Да, принципы писателей-натуралистов те же, что у физиологов, химиков и физиков. Применение их в нашей литературе началось в прошлом веке, с первым лепетом современных наук. Все пришло в движение, вскоре исследование стало всеобщим принципом. Я уже двадцать раз давал исторический обзор этой великой эволюции, которая ведет нас к будущему. Она обновила историю и критику, освободив их от эмпиризма, от схоластических формул; она преобразовала роман и драму, начиная с творчества Дидро и Руссо до произведений Бальзака и его продолжателей. Разве можно отрицать факты? Разве не свидетельствует о переменах история нашей литературы за последнее столетие, показывающая, как проникал в нее научный дух, разрушая стройный распорядок классицизма, царившего несколько веков, как натурализм невнятно лепетал в годы романтического бунта и затем восторжествовал в творчестве многих писателей? Еще раз повторяю, не я выдумал натурализм. Натурализм — это творчество любого писателя, который волей-неволей применяет научные принципы, изучает мир при помощи наблюдения и анализа, отвергая абсолют, явленный в откровении идеал и все иррациональное. Натурализм — это Дидро, Руссо, Бальзак, Стендаль и два десятка других писателей. Меня представили публике в карикатурном виде, уверяя, будто я верховный жрец натурализма, глава школы. Но ведь натурализм не религия, у нас нет никаких жрецов. Да и самое это движение слишком широко, чтобы подчиняться некоему главе. Оно ведь не похоже на романтическое направление, которое воплощается в гении одного-единственного поэта, в его писательской фантазии. Натурализм не живет красотами риторики, наоборот, он существует силой определенных принципов; и уж если бы мы вздумали избрать себе главу, то скорее всего взяли бы какого-нибудь ученого вроде Клода Бернара. Я приводил длинные выдержки из речи Ренана именно для того, чтобы на основании доказательств, заимствованных у идеалиста, подтвердить, что сила нашего века заключается в науке, в натурализме. Клод Бернар — вот наш соратник, человек научных принципов, свободный от всякой риторики, и именно таким его обрисовал автор «Жизни Иисуса».

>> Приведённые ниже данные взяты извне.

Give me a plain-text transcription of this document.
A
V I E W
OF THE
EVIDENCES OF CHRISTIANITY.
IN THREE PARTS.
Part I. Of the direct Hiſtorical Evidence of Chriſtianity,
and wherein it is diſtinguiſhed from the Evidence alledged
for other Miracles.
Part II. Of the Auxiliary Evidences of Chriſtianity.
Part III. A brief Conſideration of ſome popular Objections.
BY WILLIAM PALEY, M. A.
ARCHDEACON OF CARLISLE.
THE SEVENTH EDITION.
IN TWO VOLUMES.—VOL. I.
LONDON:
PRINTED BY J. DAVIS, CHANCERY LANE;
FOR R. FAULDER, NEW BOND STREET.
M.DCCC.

Я позволю себе привести анекдотический случай из своей жизни. Как-то раз я объяснял все эти вещи одному весьма остроумному журналисту и втолковывал ему, что никогда у меня не было глупых притязаний на роль главы натуралистической школы. Я добавил, что, даже не обращаясь к Бальзаку, я найду в современной литературе знаменитостей старше меня по возрасту, которые с большим основанием, чем я, могли бы претендовать на звание вожака новой школы. Наконец, я указал, что ошибочное мнение о моих мнимых притязаниях основано, вероятно, на том, что я был знаменосцем научной идеи. Слушая меня, журналист все больше мрачнел и поглядывал на меня с разочарованным и скучающим видом. Этот человек, который до тех пор потешался над натурализмом, в конце концов прервал меня, воскликнув: «Как? Только и всего? Да ведь это вовсе не забавно!» Замечание глубокое! Поскольку я рассуждал разумно, поскольку у меня в кармане не имелось заповедей комичной «религии натурализма» — это не было забавно. Раз воплощением новой школы не был какой-нибудь непристойный писатель, раз натурализм оказывался интеллектуальным движением нашего века, им не стоило интересоваться.

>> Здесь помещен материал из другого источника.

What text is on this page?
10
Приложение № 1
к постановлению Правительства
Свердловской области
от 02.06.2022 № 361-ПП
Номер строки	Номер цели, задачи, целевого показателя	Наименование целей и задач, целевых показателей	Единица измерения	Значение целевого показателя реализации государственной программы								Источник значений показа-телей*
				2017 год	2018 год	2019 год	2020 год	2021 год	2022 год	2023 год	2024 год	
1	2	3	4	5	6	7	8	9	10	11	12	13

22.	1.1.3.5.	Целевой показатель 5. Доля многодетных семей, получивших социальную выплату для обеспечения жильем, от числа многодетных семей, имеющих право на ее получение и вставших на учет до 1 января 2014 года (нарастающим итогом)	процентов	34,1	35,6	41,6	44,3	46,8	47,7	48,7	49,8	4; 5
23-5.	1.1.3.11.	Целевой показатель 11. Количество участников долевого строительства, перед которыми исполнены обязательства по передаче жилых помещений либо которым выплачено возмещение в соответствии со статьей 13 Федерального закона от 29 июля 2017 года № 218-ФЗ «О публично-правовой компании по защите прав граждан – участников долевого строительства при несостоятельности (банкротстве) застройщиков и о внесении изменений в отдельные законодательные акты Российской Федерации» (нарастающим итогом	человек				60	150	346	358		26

Почему-то все хотели — вот уж верх глупости! — да и теперь еще хотят представить натурализм как описание всякой грязи. Сколько я ни возражал, сколько ни говорил, что за свои личные опыты отвечаю только я сам и принципов натурализма они не затрагивают, все-таки злопыхатели твердят, будто натурализм — моя собственная выдумка и я создал такое направление для того, чтобы «Западня» стала его Библией. Эти люди видят в литературе только риторику. Для них существуют только слова, они не могут вообразить, что же стоит за словами. Право, я человек миролюбивый, но меня охватывает свирепое желание удушить тех господ, которые говорят при мне: «Ах да, натурализм? Грубые слова!»


И кто же это пустил в ход такое определение? Я из кожи лезу вон, убеждая, что натурализм — не в словах, что его сила в принципе научности. Сколько же раз еще мне придется повторять, что натурализм — это просто-напросто изучение людей и среды при помощи наблюдений и анализа, вне предвзятой мысли об абсолюте? А затем уже встает вопрос о риторике. Сейчас мы поговорим о ней, если угодно.

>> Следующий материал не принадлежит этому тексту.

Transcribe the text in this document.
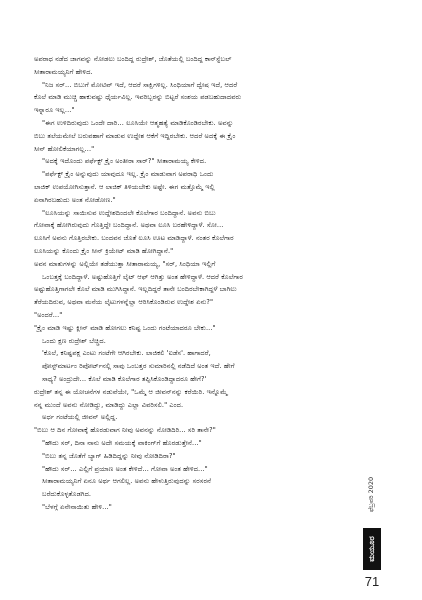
ಅಪರಾಧ ನಡೆದ ಜಾಗವನ್ನು ನೋಡಲು ಬಂದಿದ್ದ ರುದ್ರೇಶ್, ಜೊತೆಯಲ್ಲಿ ಬಂದಿದ್ದ ಕಾನ್‌ಸ್ಟೆಬಲ್
ಸೀತಾರಾಮಯ್ಯನಿಗೆ ಹೇಳಿದ.
"ನಿಜ ಸರ್... ಬಿಬುಗೆ ಮೋಟಿವ್ ಇದೆ, ಆದರೆ ಸಾಕ್ಷಿಗಳಿಲ್ಲ. ಸಿಂಧಿಯಾಗೆ ದ್ವೇಷ ಇದೆ, ಆದರೆ
ಕೊಲೆ ಮಾಡಿ ಮುಚ್ಚಿ ಹಾಕುವಷ್ಟು ಧೈರ್ಯವಿಲ್ಲ. ಇವರಿಬ್ಬರನ್ನು ಬಿಟ್ಟರೆ ಸಂಶಯ ಪಡಬಹುದಾದವರು
ಇನ್ನಾರೂ ಇಲ್ಲ..."
"ಈಗ ಉಳಿದಿರುವುದು ಒಂದೇ ದಾರಿ... ಲೂಸಿಯೇ ಆತ್ಮಹತ್ಯೆ ಮಾಡಿಕೊಂಡಿರಬೇಕು. ಅವನ್ನು
ಬಿಬು ತಲೆಯಮೇಲೆ ಬರುವಹಾಗೆ ಮಾಡುವ ಉದ್ದೇಶ ಆಕೆಗೆ ಇದ್ದಿರಬೇಕು. ಆದರೆ ಅದಕ್ಕೆ ಈ ಕ್ರೈಂ
ಸೀನ್ ಹೋಲಿಕೆಯಾಗಲ್ಲ..."
"ಅದಕ್ಕೆ ಇದೊಂದು ಪರ್ಫೆಕ್ಟ್ ಕ್ರೈಂ ಅಂತೀರಾ ಸಾರ್?" ಸೀತಾರಾಮಯ್ಯ ಕೇಳಿದ.
"ಪರ್ಫೆಕ್ಟ್ ಕ್ರೈಂ ಅನ್ನುವುದು ಯಾವುದೂ ಇಲ್ಲ. ಕ್ರೈಂ ಮಾಡುವಾಗ ಅಪರಾಧಿ ಒಂದು
ಲಾಜಿಕ್ ಉಪಯೋಗಿಸುತ್ತಾನೆ. ಆ ಲಾಜಿಕ್ ತಿಳಿಯಬೇಕು ಅಷ್ಟೇ. ಈಗ ಮತ್ತೊಮ್ಮೆ ಇಲ್ಲಿ
ಏನಾಗಿರಬಹುದು ಅಂತ ನೋಡೋಣ."
"ಲೂಸಿಯನ್ನು ಸಾಯಿಸುವ ಉದ್ದೇಶದಿಂದಲೇ ಕೊಲೆಗಾರ ಬಂದಿದ್ದಾನೆ. ಅವನು ಬಿಬು
ಗೋವಾಕ್ಕೆ ಹೋಗಿರುವುದು ಗೊತ್ತಿದ್ದೇ ಬಂದಿದ್ದಾನೆ. ಅಥವಾ ಲೂಸಿ ಬರಹೇಳಿದ್ದಾಳೆ. ಸೋ...
ಲೂಸಿಗೆ ಅವನು ಗೊತ್ತಿರಬೇಕು. ಬಂದವನ ಜೊತೆ ಲೂಸಿ ಊಟ ಮಾಡಿದ್ದಾಳೆ. ನಂತರ ಕೊಲೆಗಾರ
ಲೂಸಿಯನ್ನು ಕೊಂದು ಕ್ರೈಂ ಸೀನ್ ಕ್ರಿಯೇಟ್ ಮಾಡಿ ಹೋಗಿದ್ದಾನೆ."
ಅವನ ಮಾತುಗಳನ್ನು ಅಲ್ಲಿಯೇ ತಡೆಯುತ್ತಾ ಸೀತಾರಾಮಯ್ಯ, "ಸರ್, ಸಿಂಧಿಯಾ ಇಲ್ಲಿಗೆ
ಒಂಬತ್ತಕ್ಕೆ ಬಂದಿದ್ದಾಳೆ. ಅಷ್ಟುಹೊತ್ತಿಗೆ ಲೈಟ್ ಆಫ್ ಆಗಿತ್ತು ಅಂತ ಹೇಳಿದ್ದಾಳೆ. ಆದರೆ ಕೊಲೆಗಾರ
ಅಷ್ಟುಹೊತ್ತಿಗಾಗಲೇ ಕೊಲೆ ಮಾಡಿ ಮುಗಿಸಿದ್ದಾನೆ. ಇಲ್ಲದಿದ್ದರೆ ತಾನೇ ಬಂದಿರಬೇಕಾಗಿದ್ದಳೆ ಬಾಗಿಲು
ತೆರೆಯದಿರುವ, ಅಥವಾ ಮನೆಯ ಲೈಟುಗಳನ್ನೆಲ್ಲಾ ಆರಿಸಿಕೊಂಡಿರುವ ಉದ್ದೇಶ ಏನು?"
"ಅಂದರೆ..."
"ಕ್ರೈಂ ಮಾಡಿ ಇಷ್ಟು ಕ್ಲೀನ್ ಮಾಡಿ ಹೋಗಲು ಕನಿಷ್ಟ ಒಂದು ಗಂಟೆಯಾದರೂ ಬೇಕು..."
ಒಂದು ಕ್ಷಣ ರುದ್ರೇಶ್ ಬೆಚ್ಚಿದ.
'ಕೊಲೆ, ಕನಿಷ್ಟಪಕ್ಷ ಎಂಟು ಗಂಟೆಗೇ ಆಗಿರಬೇಕು. ಲಾಜಿಕಲಿ 'ಐಡೆಸ'. ಹಾಗಾದರೆ,
ಪೋಸ್ಟ್‌ಮಾರ್ಟಂ ರಿಪೋರ್ಟ್‌ನಲ್ಲಿ ಸಾವು ಒಂಬತ್ತರ ಸುಮಾರಿನಲ್ಲಿ ನಡೆದಿದೆ ಅಂತ ಇದೆ. ಹೇಗೆ
ಸಾಧ್ಯ? ಅಂದ್ರುದೇ... ಕೊಲೆ ಮಾಡಿ ಕೊಲೆಗಾರ ತಪ್ಪಿಸಿಕೊಂಡಿದ್ದಾದರೂ ಹೇಗೆ?'
ರುದ್ರೇಶ್ ತನ್ನ ಈ ಯೋಚನೆಗಳ ನಡುವೆಯೇ, "ಒಮ್ಮೆ ಆ ಜೀವನ್‌ನನ್ನು ಕರೆಯಿರಿ. ಇನ್ನೊಮ್ಮೆ
ನನ್ನ ಮುಂದೆ ಅವನು ನೋಡಿದ್ದು, ಮಾಡಿದ್ದು ಎಲ್ಲಾ ವಿವರಿಸಲಿ." ಎಂದ.
ಅರ್ಧ ಗಂಟೆಯಲ್ಲಿ ಜೀವನ್ ಅಲ್ಲಿದ್ದ.
"ಬಿಬು ಆ ದಿನ ಗೋವಾಕ್ಕೆ ಹೊರಡುವಾಗ ನೀವು ಅವನನ್ನು ನೋಡಿದಿರಿ... ಸರಿ ತಾನೇ?"
"ಹೌದು ಸರ್, ದಿನಾ ನಾನು ಅದೇ ಸಮಯಕ್ಕೆ ವಾಕಿಂಗ್‌ಗೆ ಹೊರಡುತ್ತೇನೆ..."
"ಬಿಬು ತನ್ನ ಜೊತೆಗೆ ಬ್ಯಾಗ್ ಹಿಡಿದಿದ್ದನ್ನು ನೀವು ನೋಡಿದಿರಾ?"
"ಹೌದು ಸರ್... ಎಲ್ಲಿಗೆ ಪ್ರಯಾಣ ಅಂತ ಕೇಳಿದೆ... ಗೋವಾ ಅಂತ ಹೇಳಿದ..."
ಸೀತಾರಾಮಯ್ಯನಿಗೆ ಏನೂ ಅರ್ಥ ಆಗಲಿಲ್ಲ. ಅವನು ಹೇಳುತ್ತಿರುವುದನ್ನು ಸರಸರನೆ
ಬರೆದುಕೊಳ್ಳತೊಡಗಿದ.
"ಬೆಳಗ್ಗೆ ಏನೇನಾಯಿತು ಹೇಳಿ..."	ಫೆಬ್ರವರಿ 2020
ಮಯೂರ
71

Выше я уже объяснял, что романтики, по-моему, явились специально для того, чтобы произвести как мастера риторики работу над языком. Расширение словаря стало необходимым. Лично я иной раз жалею, что это дело пришлось выполнить лирическим поэтам, — уж очень много смятения и мишуры внесли они в свой стиль; еще немало лет нам надо будет трудиться, прежде чем мы приведем в равновесие эти материалы и достигнем не только богатства, но и устойчивости языка. Все мы, писатели второй половины века, как стилисты — родные дети романтиков. Это бесспорно. Они выковали орудие, завещали его нам, и мы повседневно пользуемся наследством. Лучшие из нас обязаны своим словесным мастерством поэтам и прозаикам тридцатых годов нашего века.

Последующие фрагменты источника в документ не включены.